Louis Health Care System. “O tratamento eficaz da obesidade requer medicamentos que abordem a causa principal: comportamento viciante em relação à comida”, disse ele. “Isso pode explicar por que os GLP-1s têm sido tão espetacularmente bem-sucedidos como medicamentos contra a obesidade, enquanto muitos tratamentos anteriores que não tinham como alvo a via do vício falharam miseravelmente.”

As descobertas apoiam as pesquisas em andamento sobre o potencial dos medicamentos para o tratamento de transtornos relacionados ao uso de opioides e cocaína, ampliando ainda mais o escopo desses medicamentos, que, segundo estimativas da Bloomberg Intelligence, renderão mais de US$ 93 bilhões em todo o mundo até 2030 somente para a obesidade.

A pesquisa anterior de Al-Aly explorou os extensos bancos de dados do Veterans Affairs para descobrir ligações entre o uso prolongado de medicamentos populares para azia e danos renais, bem como os impactos de longo prazo da Covid-19 na saúde.

O estudo mais recente analisou quase 216 mil pacientes que tomaram GLP-1s por uma média de 3,7 anos, examinando associações com 175 resultados de saúde e comparando os resultados com os de pacientes que tomaram outros medicamentos para diabetes ou que receberam tratamento padrão para o distúrbio metabólico.

O estudo é notável por examinar uma ampla gama de condições médicas, disse Christian Hendershot, diretor de pesquisa clínica do Instituto de Ciência do Vício da Universidade do Sul da Califórnia, em Los Angeles.

“Ele não prova nada sobre a causalidade, como os autores reconhecem, mas é um bom ponto de partida para restringir as classes de distúrbios que podemos querer estudar”, disse Hendershot, que está pesquisando GLP-1s para vícios em nicotina e álcool.

Pedras nos rins

Os resultados mostraram consistentemente benefícios e riscos além daqueles reconhecidos atualmente, de acordo com Al-Aly. As desvantagens incluíram um aumento na probabilidade de pancreatite aguda induzida por medicamentos ou inflamação do pâncreas, pressão arterial baixa, desmaios, condições artríticas e cálculos renais.

Quanto aos benefícios, os GLP-1s foram associados a um risco reduzido de transtornos relacionados ao uso de álcool, maconha, opioides e estimulantes, bem como de transtornos neurocognitivos, como Alzheimer e demência.

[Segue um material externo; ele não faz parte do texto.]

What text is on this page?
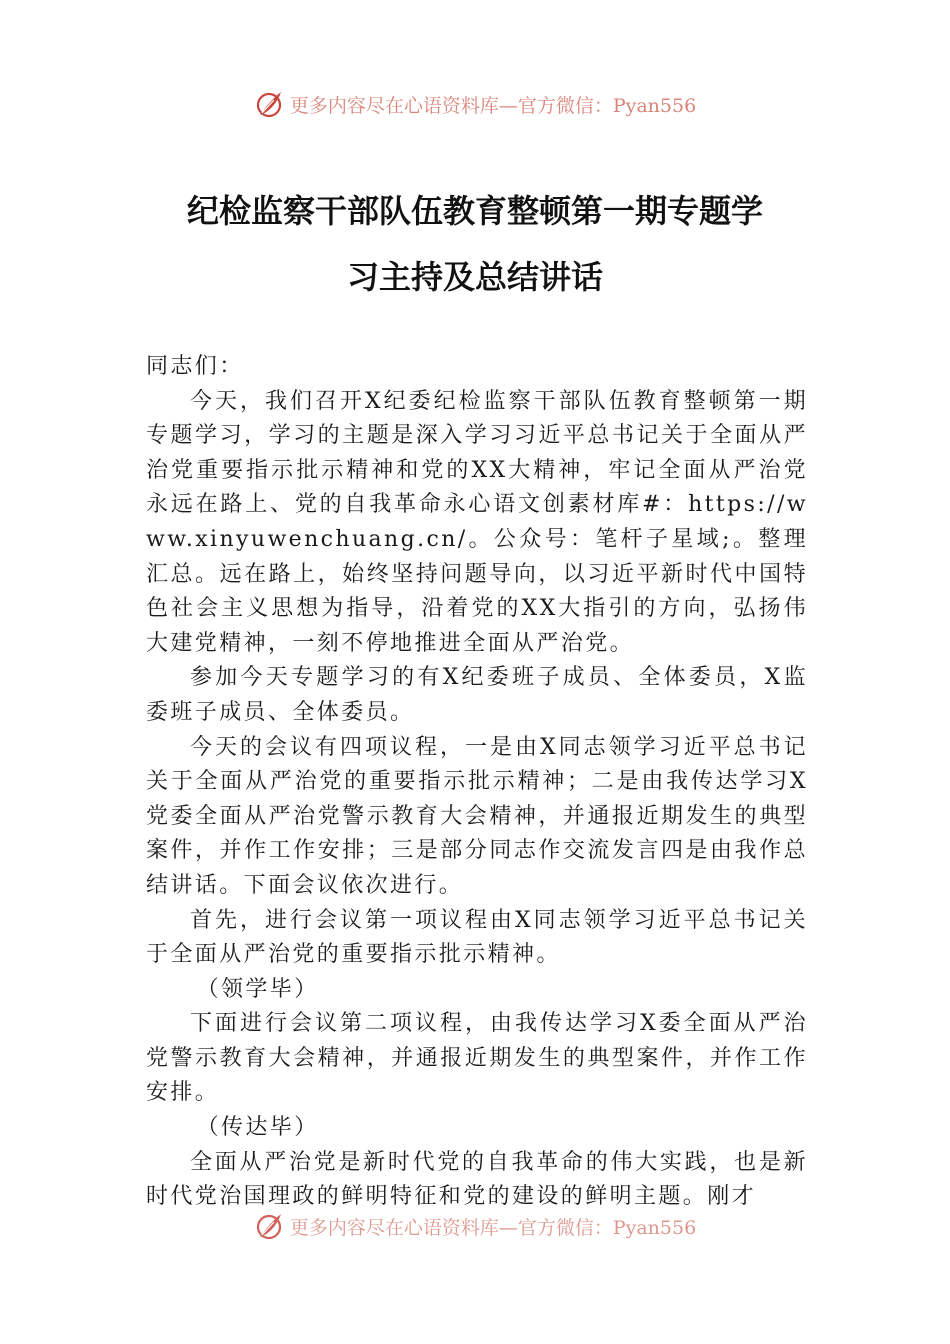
更多内容尽在心语资料库—官方微信：Pyan556
纪检监察干部队伍教育整顿第一期专题学
习主持及总结讲话

同志们：

今天，我们召开X纪委纪检监察干部队伍教育整顿第一期专题学习，学习的主题是深入学习习近平总书记关于全面从严治党重要指示批示精神和党的XX大精神，牢记全面从严治党永远在路上、党的自我革命永心语文创素材库#：https://www.xinyuwenchuang.cn/。公众号：笔杆子星域;。整理汇总。远在路上，始终坚持问题导向，以习近平新时代中国特色社会主义思想为指导，沿着党的XX大指引的方向，弘扬伟大建党精神，一刻不停地推进全面从严治党。

参加今天专题学习的有X纪委班子成员、全体委员，X监委班子成员、全体委员。

今天的会议有四项议程，一是由X同志领学习近平总书记关于全面从严治党的重要指示批示精神；二是由我传达学习X党委全面从严治党警示教育大会精神，并通报近期发生的典型案件，并作工作安排；三是部分同志作交流发言四是由我作总结讲话。下面会议依次进行。

首先，进行会议第一项议程由X同志领学习近平总书记关于全面从严治党的重要指示批示精神。

（领学毕）

下面进行会议第二项议程，由我传达学习X委全面从严治党警示教育大会精神，并通报近期发生的典型案件，并作工作安排。

（传达毕）

全面从严治党是新时代党的自我革命的伟大实践，也是新时代党治国理政的鲜明特征和党的建设的鲜明主题。刚才

更多内容尽在心语资料库—官方微信：Pyan556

O estudo “fornece uma análise interessante”, mas seu foco em veteranos, em sua maioria homens brancos, pode limitar a aplicação das descobertas a outras pessoas, disse Margaret Morris, especialista em obesidade e professora de farmacologia da Universidade de New South Wales, em Sydney.

O uso generalizado de GLP-1s, que, segundo informações, pode ser tomado por até 25 milhões de adultos americanos, poderia reduzir o consumo de álcool nos EUA em até 29 milhões de litros este ano, de acordo com um relatório da BMI Country Risk & Industry Research.

Risco de suicídio

As preocupações iniciais sobre pensamentos suicidas entre os usuários levaram a uma revisão pela Agência Europeia de Medicamentos, que não encontrou nenhuma ligação causal. O estudo de Al-Aly corrobora esses resultados e se alinha com pesquisas que sugerem que os GLP-1s podem ter efeitos antidepressivos e reduzir o risco de automutilação intencional.

Os resultados devem oferecer garantias de segurança para pessoas com doenças mentais, disse Dan Siskind, professor de psiquiatria da Universidade de Queensland.

“A única maneira de determinar se esses medicamentos ajudam com problemas de saúde mental é por meio de estudos clínicos mais direcionados”, disse Rodrigo Mansur, professor associado de psiquiatria da Universidade de Toronto.

Mansur deve divulgar este ano os resultados de um estudo em estágio intermediário que está testando uma forma oral de semaglutide – o ingrediente ativo do Wegovy e do Ozempic – como terapia adjuvante para pacientes com sobrepeso e depressão.

“Estamos especialmente interessados em ver se ele melhora a cognição – a capacidade das pessoas de pensar, se concentrar e lembrar – que é uma lacuna importante no tratamento da depressão”, disse ele.